GUATEMALA

When I traveled in November 2023 from the mountainous part of Chiapas around San Cristobal de las Casas to the southern Mexican state’s lush coastal plains around the hippie hideaway of Entremares, tens of thousands of migrants were walking northbound, on the highway, coming from the Mexican-Guatemalan border. There were so many, and as I was driving southbound, the stream of migrants, adults, children on shoulders of a parent, little babies in less than a plastic bag, never stopped. Never in human history so many migrants have been on the move than right now – here I saw it with my own eyes. That’s how Exodus might have looked like, I thought. Venezuelans and Ecuadorians, but also migrants hailing from countries as far as Haiti, Afghanistan, India, Iran or Iraq were on their way. In their quest to flee from conflict, violence, persecution, poverty or from a combination of these woes, the latter had to first make it somehow into South America.The ones I met had at least managed to survive the infamous jungles of the Darién Gap. Other migrants were just hailing from Central American countries. As were six Guatemalans I happened to chat with meters before a checkpoint of the Mexican Guardia Nacional. They were young, some still minor, five friends, one with his wife and their little baby. Asked for their motives why they had decided to leave their home country, they replied in a mix of courage, defiance and naiveté: One evening, their leader said, they were sitting together in their home village in the Sierra in central Guatemala, and they commonly decided that it was time to leave. To leave their ramshackle huts with no space and no privacy, to leave their parents and brothers and sisters, their joblessness and hopelessness, in search of a better life in the cherished land called the United States of America. Where they wanted to go? They said they had yet no friends or relatives in the US, but had heard that Washington must be good. It was mid November and it was about to get damn cold even in Mexico, and the six had nothing to wear but their one t-shirt and shorts. 
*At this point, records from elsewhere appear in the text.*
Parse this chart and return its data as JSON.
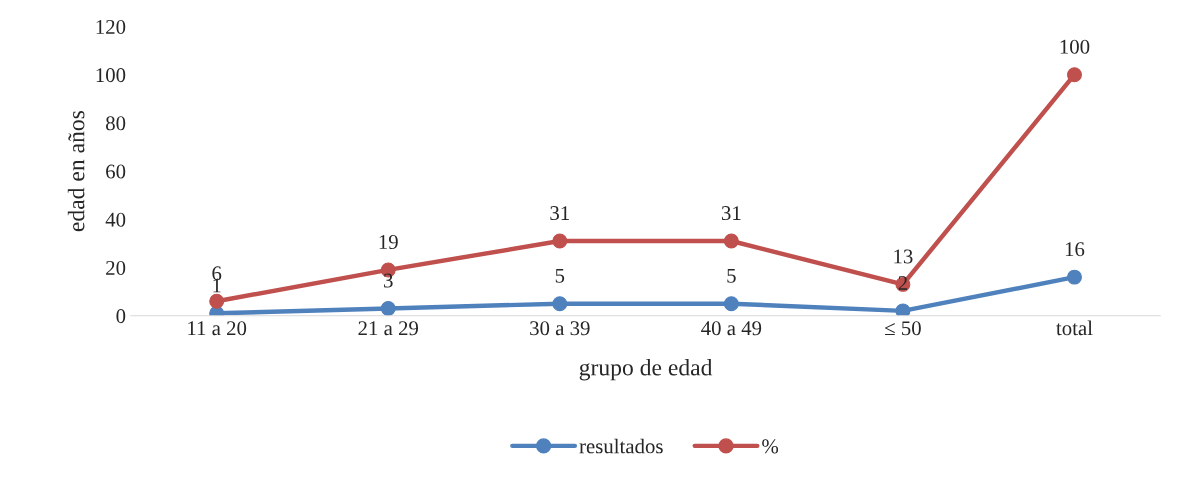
{
  "chart_data": {
    "type": "line",
    "xlabel": "grupo de edad",
    "ylabel": "edad en años",
    "categories": [
      "11 a 20",
      "21 a 29",
      "30 a 39",
      "40 a 49",
      "≤ 50",
      "total"
    ],
    "series": [
      {
        "name": "resultados",
        "color": "#4f81bd",
        "values": [
          1,
          3,
          5,
          5,
          2,
          16
        ]
      },
      {
        "name": "%",
        "color": "#c0504d",
        "values": [
          6,
          19,
          31,
          31,
          13,
          100
        ]
      }
    ],
    "ylim": [
      0,
      120
    ],
    "yticks": [
      0,
      20,
      40,
      60,
      80,
      100,
      120
    ],
    "data_labels": true,
    "marker": "circle",
    "line_style": "solid",
    "legend": "bottom",
    "grid": false
  }
}
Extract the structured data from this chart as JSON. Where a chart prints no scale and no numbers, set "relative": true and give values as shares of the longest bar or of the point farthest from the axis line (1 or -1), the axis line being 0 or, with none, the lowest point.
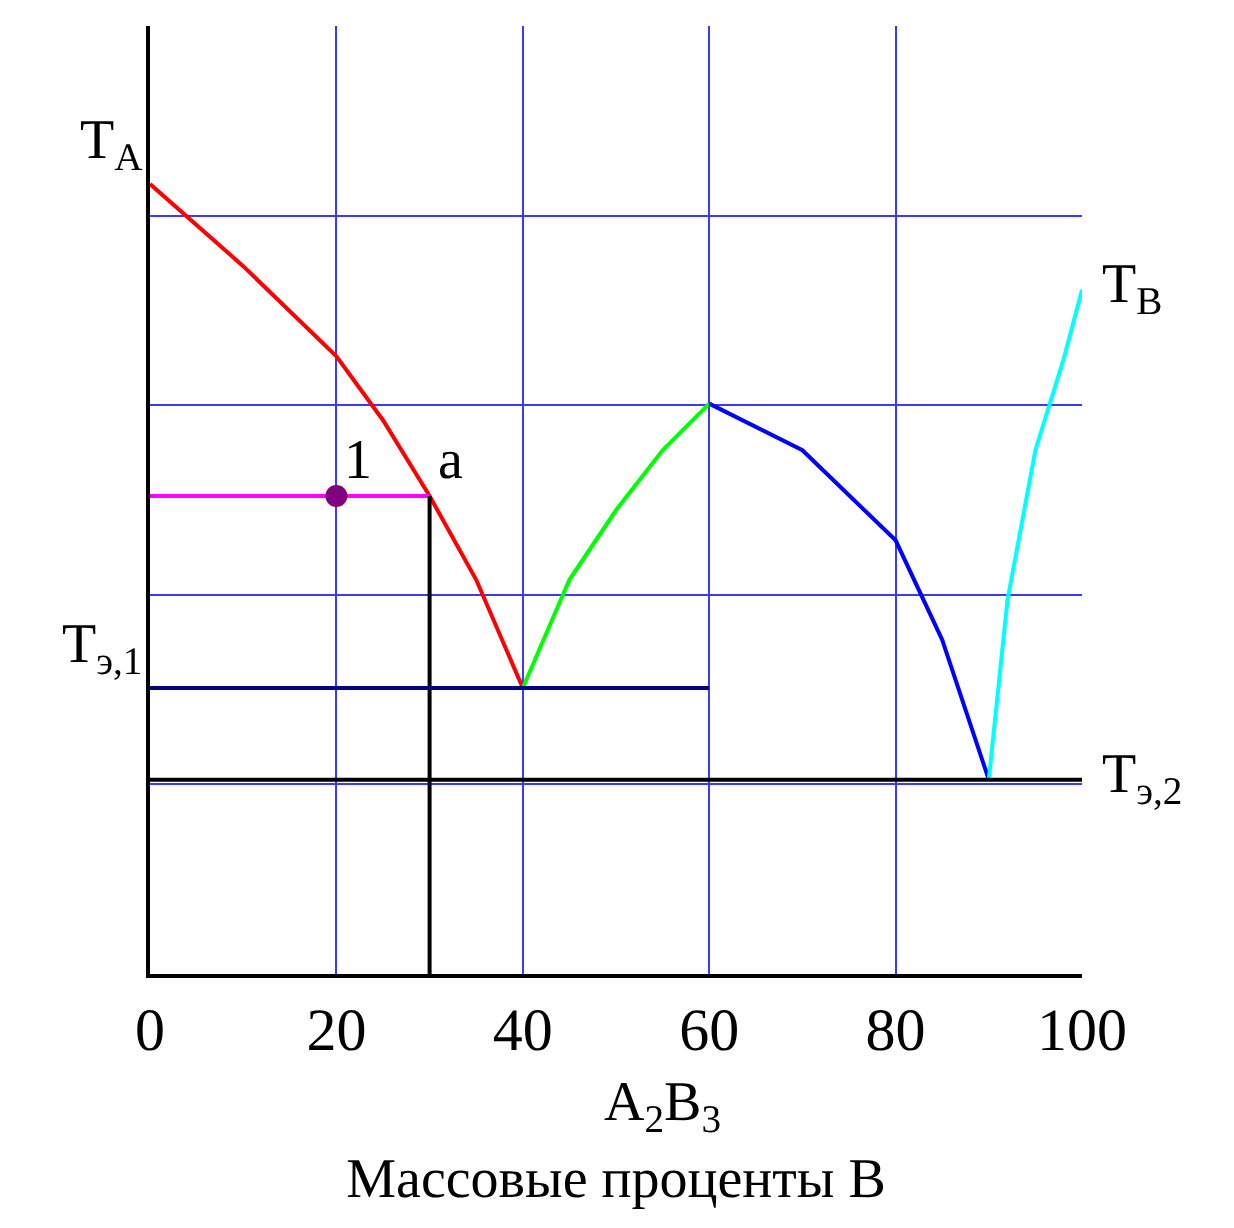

On my trip to Guatemala in 2007, I had a weekend to spare: From the posh neighbourhood of zona 9 and its great steak houses, I did the small 50 minute drive to colonial Antigua, former capital of Guatemala. I cannot figure out one other town, not even Naples with its Vesuvius, where a perfectly shaped volcano dominates the scenery as much and as graceful as Volcan de Agua dominates Antigua. Along lush coffee plantations and fertile cow pastures reminiscencing Switzerland, I reached Lake Atitlan. With ist concert of three majestic volcanoes, its probably the world’s most beautiful lake. I flew north to climb between the jungle palaces of Tikal  and can now say after I seen the Maya ruins in Palenque and Calakmul, that Tikal is the pearl in the crown of the ancient civilisation of the Maya. Guatemala has a Sweet River, Rio Dulce,  and even a slice of the Caribbean, Guatemala has actually everything. Obviously not for everyone.